Meski demikian, Tingkat Partisipasi Angkatan Kerja (TPAK) tercatat 76,81 persen, atau turun 0,13 persen poin dibandingkan periode sebelumnya.
Dalam rilis BPS NTT, Kamis, 6 Agustus 2026, hasil Survei Angkatan Kerja Nasional (Sakernas) mencatat, jumlah penduduk yang bekerja pada Mei 2026 mencapai 3,08 juta orang, relatif tidak berubah dibandingkan Februari 2026. Data ini menunjukkan kondisi pasar kerja di NTT masih stabil, meski partisipasi angkatan kerja mengalami sedikit penurunan.
Sektor Pertanian, Kehutanan, dan Perikanan tetap menjadi tulang punggung penyerapan tenaga kerja di NTT. Lapangan usaha ini menyerap sekitar 1,57 juta pekerja, atau 51,04 persen dari total penduduk bekerja. Artinya, lebih dari separuh tenaga kerja di NTT masih menggantungkan mata pencaharian pada sektor pertanian dan usaha berbasis sumber daya alam.
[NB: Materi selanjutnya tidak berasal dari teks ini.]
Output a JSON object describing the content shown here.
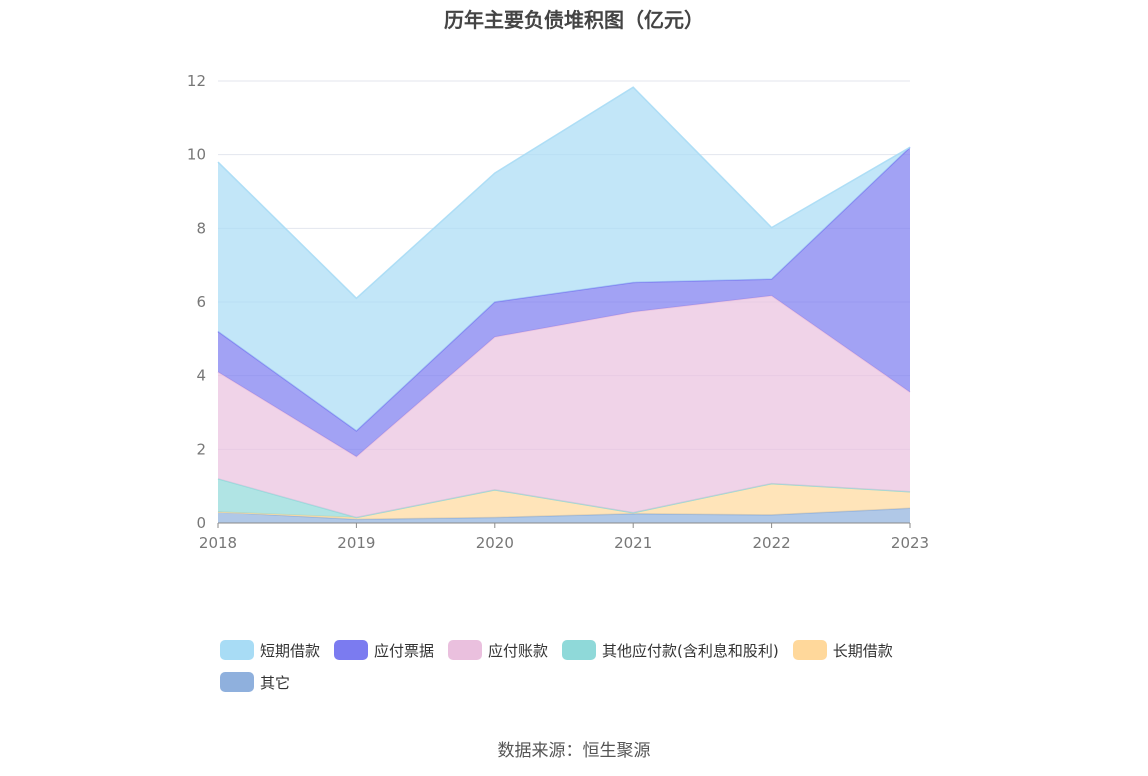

Dominasi sektor pertanian tersebut mencerminkan bahwa struktur ekonomi NTT masih bertumpu pada sektor primer. Karena itu, peningkatan produktivitas, nilai tambah hasil pertanian, serta pengembangan sektor industri dan jasa menjadi tantangan sekaligus peluang untuk menciptakan lapangan kerja yang lebih beragam di masa mendatang.